Que era una expresión directa de su cultura se hizo evidente de inmediato en la reacción que se produjo ante él. Los elementos menos sensibles lo desestimaron como desestimaban todo. Sin embargo, los intelectuales manqués , los barómetros desesperados de la sociedad, lo acogieron en su seno. Saqueando todo en busca de significado, admirando la insurgencia, atribuyeron todo heroísmo al hipster. Se convirtió en su "ahí, si no fuera por el control de mi superyó, estaría yo". Fue recibido en el Village como un oráculo; su lenguaje era la revolución del mundo , el idioma personal . Era el gran hombre instintivo, un embajador del ello. Se le pedía que leyera cosas, mirara cosas, sintiera cosas, probara cosas e informara. ¿Qué era? ¿Estaba allí? ¿Se había ido? ¿Estaba bien? Era un intérprete para los ciegos, los sordos, los mudos, los insensibles, los impotentes.

Con semejante público, nada era demasiado. El hipster se convirtió rápidamente, a sus propios ojos, en un poeta, un vidente, un héroe. Reivindicaba visiones apocalípticas y descubrimientos heurísticos cuando recogía las cosas ; era Lázaro, que había vuelto de entre los muertos, que había vuelto para contárselo todo, que se lo contaría todo. Se consumía ostentosamente en una llama ardiente. No le importaban las consecuencias catabólicas; era tan pródigo que era invulnerable.

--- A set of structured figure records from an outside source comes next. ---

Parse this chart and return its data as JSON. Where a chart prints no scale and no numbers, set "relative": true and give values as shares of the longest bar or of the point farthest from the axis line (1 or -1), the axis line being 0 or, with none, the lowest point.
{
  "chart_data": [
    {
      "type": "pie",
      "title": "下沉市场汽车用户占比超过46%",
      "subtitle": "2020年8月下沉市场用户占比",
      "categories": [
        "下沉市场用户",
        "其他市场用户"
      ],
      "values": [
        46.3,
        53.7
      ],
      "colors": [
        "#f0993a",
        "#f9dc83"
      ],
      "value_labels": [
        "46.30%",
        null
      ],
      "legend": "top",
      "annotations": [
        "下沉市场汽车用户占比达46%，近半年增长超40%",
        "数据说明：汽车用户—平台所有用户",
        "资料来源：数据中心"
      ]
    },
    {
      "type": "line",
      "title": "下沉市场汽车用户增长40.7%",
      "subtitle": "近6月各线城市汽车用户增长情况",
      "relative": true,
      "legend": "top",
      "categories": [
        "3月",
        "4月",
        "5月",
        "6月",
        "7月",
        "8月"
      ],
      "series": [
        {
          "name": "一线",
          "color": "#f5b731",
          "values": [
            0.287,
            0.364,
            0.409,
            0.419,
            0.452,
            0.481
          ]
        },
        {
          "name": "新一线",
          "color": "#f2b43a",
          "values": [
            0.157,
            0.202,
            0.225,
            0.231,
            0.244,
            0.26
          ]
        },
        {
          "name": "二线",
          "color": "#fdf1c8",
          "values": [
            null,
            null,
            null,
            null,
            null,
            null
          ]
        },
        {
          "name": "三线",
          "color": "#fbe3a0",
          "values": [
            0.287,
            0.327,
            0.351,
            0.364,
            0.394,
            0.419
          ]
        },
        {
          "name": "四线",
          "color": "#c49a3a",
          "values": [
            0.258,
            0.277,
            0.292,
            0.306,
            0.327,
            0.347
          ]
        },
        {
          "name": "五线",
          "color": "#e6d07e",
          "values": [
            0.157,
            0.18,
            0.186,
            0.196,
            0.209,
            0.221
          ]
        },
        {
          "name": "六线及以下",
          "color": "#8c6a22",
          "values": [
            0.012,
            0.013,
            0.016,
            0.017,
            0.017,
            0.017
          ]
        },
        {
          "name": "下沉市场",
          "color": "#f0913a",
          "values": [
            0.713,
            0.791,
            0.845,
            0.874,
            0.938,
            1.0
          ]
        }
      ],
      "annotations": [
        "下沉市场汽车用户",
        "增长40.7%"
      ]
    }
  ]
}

Y aquí estaba su ruina. El frenético elogio de los impotentes significaba reconocimiento —un verdadero lugar— para el hipster. Obtuvo lo que quería; dejó de protestar, de reaccionar. Empezó a burocratizar el jive como una maquinaria para asegurar el verdadero —en realidad, el falso— lugar. El jive, que originalmente había sido un sistema crítico, una especie de surrealismo, una revisión personal de las disparidades existentes, ahora se volvió moribundamente consciente de sí mismo, presumido, encapsulado, aislado de su fuente, de la enfermedad que lo engendró. Se volvió más rígido que las instituciones que se había propuesto desafiar. Se convirtió en una rutina aburrida. El hipster —que antaño había sido un individualista irredento, un poeta underground, un guerrillero— se había convertido en un poeta laureado pretencioso. Su antigua subversión, su ferocidad, ahora eran tan manifiestamente retóricas que eran obviamente inofensivas. Lo compraron y lo colocaron en el zoológico. Por fin estaba en algún lugar , cómodamente instalado en los locales de la calle 52, en el Carnegie Hall y en Life . Estaba allí ... estaba de nuevo en el útero americano. Y era tan higiénico como siempre.